Working with NextAuth.js is trivial, it sounds too good to be true!

Of course, there is a catch...

The developer experience worsens because you now need a network connection to log into your locally running app, even if your database is also local. Bye bye to chill sessions of working on the train.

You can fix that with a local SMTP server! Let's see how we can set it up. I will be showing code samples, but you can find a full working example of this post here.

🔐 Set up NextAuth.js with the EmailProvider

Let's assume you already have a Next.js application. If you don't have NextAuth.js configured, the first thing is to follow the tutorial on their landing page. Then, set the EmailProvider in /pages/api/auth/[...nextauth].js.

import NextAuth from 'next-auth';
import EmailProvider from 'next-auth/providers/email';

export default NextAuth({
  providers: [
    EmailProvider({
      server: {
        host: process.env.EMAIL_SERVER_HOST,
        port: process.env.EMAIL_SERVER_PORT,
        auth: {
          user: process.env.EMAIL_SERVER_USER,
          pass: process.env.EMAIL_SERVER_PASSWORD,
        },
      },
      from: 'NextAuth <noreply@example.com>',
    }),
  ],
});

For the EmailProvider to work, you also need to install the nodemailer package.

$ yarn add nodemailer

Remember that you also need to provide an Adapter to NextAuth.js so that it can persist data. In my example, I use the PrismaAdapter.

📬 Set up your local SMTP server

We're going to use MailHog, an open source email testing tool that comes with an SMTP server you can run locally. Conveniently, they have a zero config Docker image!

Create a docker-compose.yaml file or update your existing one and define the MailHog service.

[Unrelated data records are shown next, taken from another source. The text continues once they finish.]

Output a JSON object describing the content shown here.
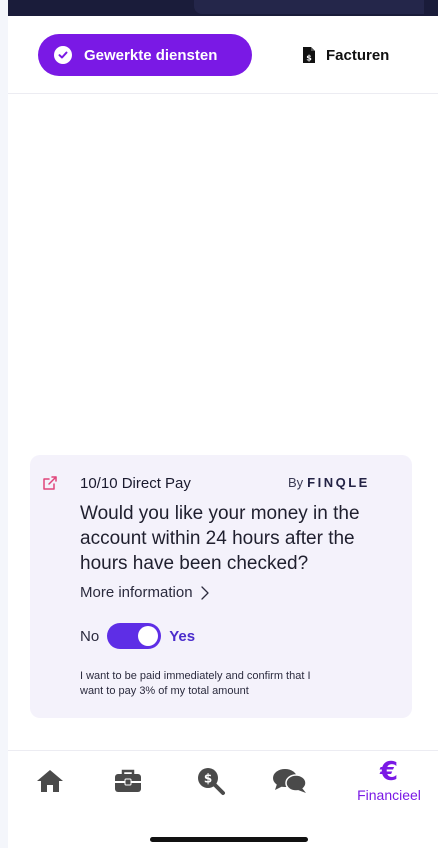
{
  "tabs": {
    "active_label": "Gewerkte diensten",
    "inactive_label": "Facturen"
  },
  "card": {
    "title": "10/10 Direct Pay",
    "by_prefix": "By",
    "brand": "FINQLE",
    "question": "Would you like your money in the account within 24 hours after the hours have been checked?",
    "more_info": "More information",
    "toggle_off_label": "No",
    "toggle_on_label": "Yes",
    "toggle_value": true,
    "note": "I want to be paid immediately and confirm that I want to pay 3% of my total amount"
  },
  "nav": {
    "items": [
      {
        "icon": "home-icon"
      },
      {
        "icon": "briefcase-icon"
      },
      {
        "icon": "money-search-icon"
      },
      {
        "icon": "chat-icon"
      },
      {
        "icon": "euro-icon",
        "symbol": "€",
        "label": "Financieel",
        "active": true
      }
    ]
  },
  "colors": {
    "accent": "#7a19e5",
    "toggle": "#5e2ee6",
    "card_bg": "#f4f2fb",
    "external_link": "#e0457b",
    "nav_icon": "#4a4a4a"
  }
}
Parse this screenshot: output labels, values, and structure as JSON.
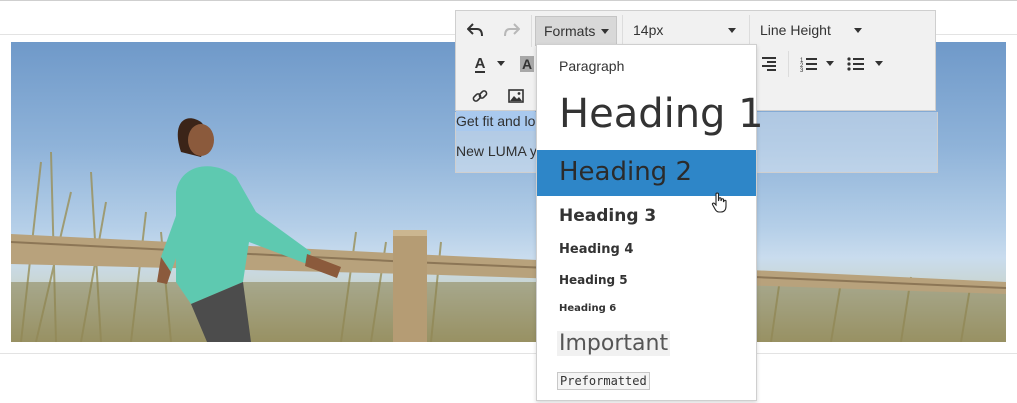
{
  "toolbar": {
    "undo_icon": "undo-icon",
    "redo_icon": "redo-icon",
    "formats_label": "Formats",
    "font_size_value": "14px",
    "line_height_label": "Line Height",
    "text_color_glyph": "A",
    "bg_color_glyph": "A"
  },
  "editor": {
    "line1_selected": "Get fit and lo",
    "line2": "New LUMA y"
  },
  "formats_menu": {
    "items": [
      {
        "label": "Paragraph"
      },
      {
        "label": "Heading 1"
      },
      {
        "label": "Heading 2",
        "state": "active"
      },
      {
        "label": "Heading 3"
      },
      {
        "label": "Heading 4"
      },
      {
        "label": "Heading 5"
      },
      {
        "label": "Heading 6"
      },
      {
        "label": "Important"
      },
      {
        "label": "Preformatted"
      }
    ]
  },
  "colors": {
    "menu_active": "#2e86c8",
    "selection": "#a9c9ee",
    "toolbar_bg": "#f1f1f1"
  }
}
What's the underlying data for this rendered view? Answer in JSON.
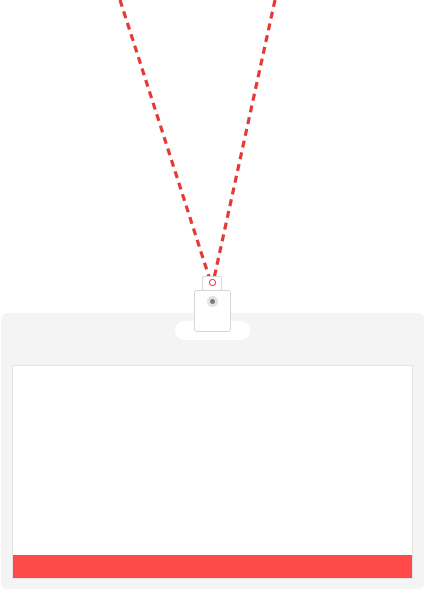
{
  "colors": {
    "lanyard_red": "#e53935",
    "lanyard_white": "#ffffff",
    "holder": "#f4f4f4",
    "card": "#ffffff",
    "stripe": "#ff4a4a",
    "rivet": "#7a7a7a"
  },
  "icons": {
    "clip": "id-badge-clip",
    "rivet": "rivet-icon"
  }
}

Using Docker Compose to run your database locally is a pretty good idea! In my example repo I went for a containerised PostgreSQL database.

version: '3.9'

services:
  mailhog:
    image: mailhog/mailhog
    logging:
      driver: 'none' # disable saving logs
    ports:
      - 1025:1025 # smtp server
      - 8025:8025 # web ui

Add a couple of convenience scripts to your package.json.

{
  "scripts": {
    "docker:up": "docker compose up -d",
    "docker:down": "docker compose down"
  }
}

Edit your local .env file to configure the NextAuth.js EmailProvider. Leave everything as below.

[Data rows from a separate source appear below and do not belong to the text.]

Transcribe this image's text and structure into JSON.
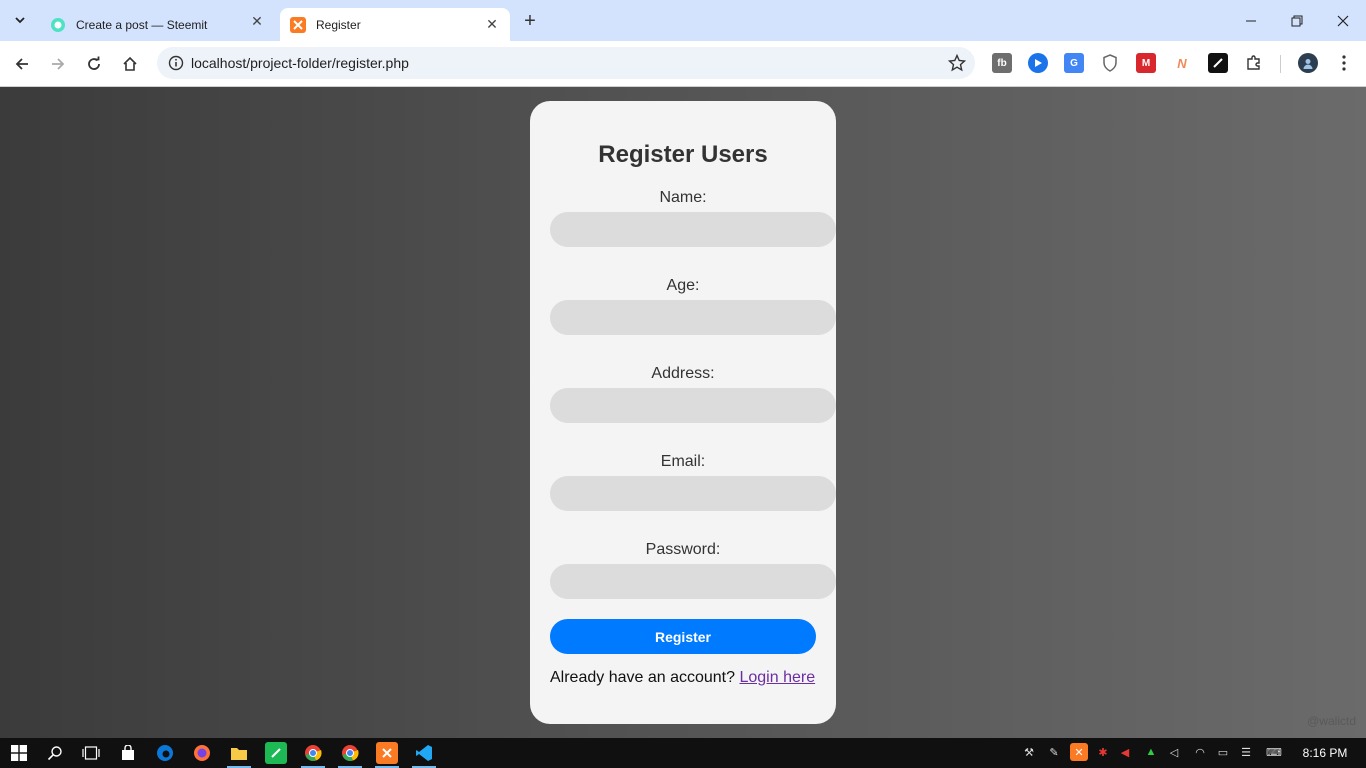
{
  "browser": {
    "tabs": [
      {
        "title": "Create a post — Steemit",
        "active": false,
        "favicon": "steemit-icon"
      },
      {
        "title": "Register",
        "active": true,
        "favicon": "xampp-icon"
      }
    ],
    "new_tab_label": "+",
    "url": "localhost/project-folder/register.php",
    "extensions": [
      "notebook-icon",
      "media-icon",
      "translate-icon",
      "shield-icon",
      "mega-icon",
      "n-icon",
      "pen-icon",
      "puzzle-icon"
    ]
  },
  "form": {
    "title": "Register Users",
    "fields": [
      {
        "label": "Name:",
        "value": "",
        "type": "text"
      },
      {
        "label": "Age:",
        "value": "",
        "type": "text"
      },
      {
        "label": "Address:",
        "value": "",
        "type": "text"
      },
      {
        "label": "Email:",
        "value": "",
        "type": "email"
      },
      {
        "label": "Password:",
        "value": "",
        "type": "password"
      }
    ],
    "submit_label": "Register",
    "login_prompt": "Already have an account?",
    "login_link": "Login here"
  },
  "watermark": "@walictd",
  "taskbar": {
    "clock": "8:16 PM",
    "apps": [
      "start-icon",
      "search-icon",
      "task-view-icon",
      "store-icon",
      "edge-icon",
      "firefox-icon",
      "file-explorer-icon",
      "green-app-icon",
      "chrome-icon",
      "chrome-alt-icon",
      "xampp-icon",
      "vscode-icon"
    ]
  },
  "colors": {
    "accent": "#007bff",
    "card": "#f4f4f4",
    "input": "#dcdcdc",
    "tabstrip": "#d3e3fd"
  }
}
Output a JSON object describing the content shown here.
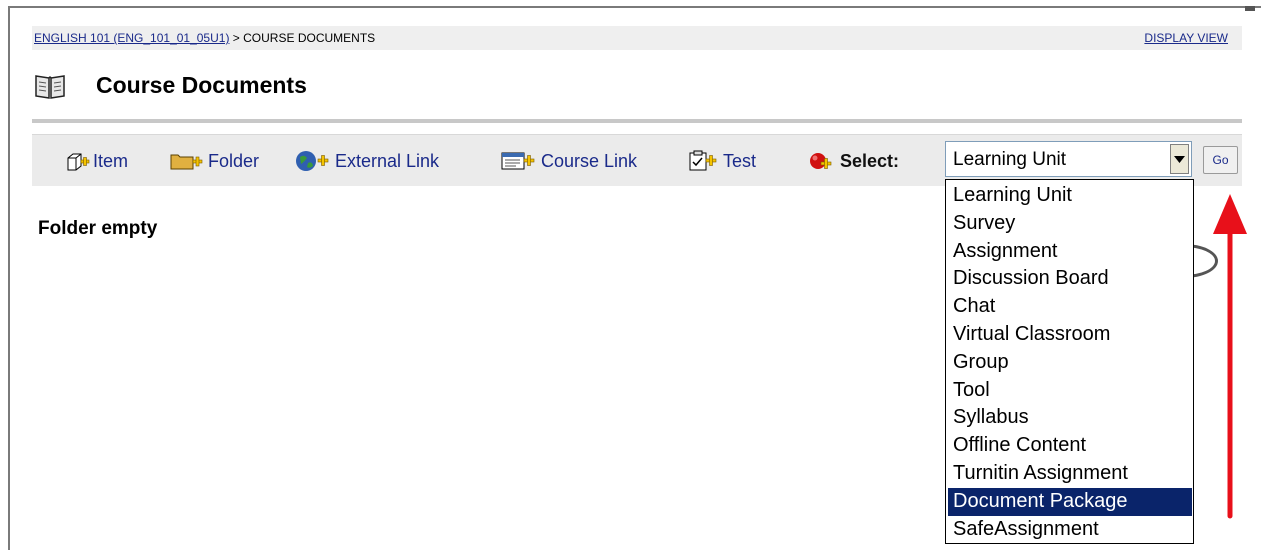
{
  "breadcrumb": {
    "course_link": "ENGLISH 101 (ENG_101_01_05U1)",
    "separator": " > ",
    "current": "COURSE DOCUMENTS"
  },
  "display_view": "DISPLAY VIEW",
  "page": {
    "title": "Course Documents",
    "title_icon": "book-icon"
  },
  "toolbar": {
    "item": "Item",
    "folder": "Folder",
    "external_link": "External Link",
    "course_link": "Course Link",
    "test": "Test",
    "select_label": "Select:"
  },
  "select": {
    "value": "Learning Unit",
    "go": "Go",
    "options": [
      "Learning Unit",
      "Survey",
      "Assignment",
      "Discussion Board",
      "Chat",
      "Virtual Classroom",
      "Group",
      "Tool",
      "Syllabus",
      "Offline Content",
      "Turnitin Assignment",
      "Document Package",
      "SafeAssignment"
    ],
    "highlighted": "Document Package"
  },
  "content": {
    "empty_message": "Folder empty"
  },
  "colors": {
    "link": "#1a2a8a",
    "highlight": "#0a246a",
    "arrow": "#e8101a",
    "toolbar_bg": "#ebebeb"
  }
}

EMAIL_SERVER_HOST=localhost
EMAIL_SERVER_PORT=1025
EMAIL_SERVER_USER=email-user
EMAIL_SERVER_PASSWORD=email-pass

💻 Local workflow

Bring up your containers and start the local development server.

$ yarn docker:up && yarn dev

Go to https://localhost:3000, click Sign in and enter your email.

NextAuth.js login screen

Now you can open http://localhost:8025/ and see the email with the magic link.

MailHog inbox

🎉 That's it, you can now manage authentication in your app and work locally without an internet connection.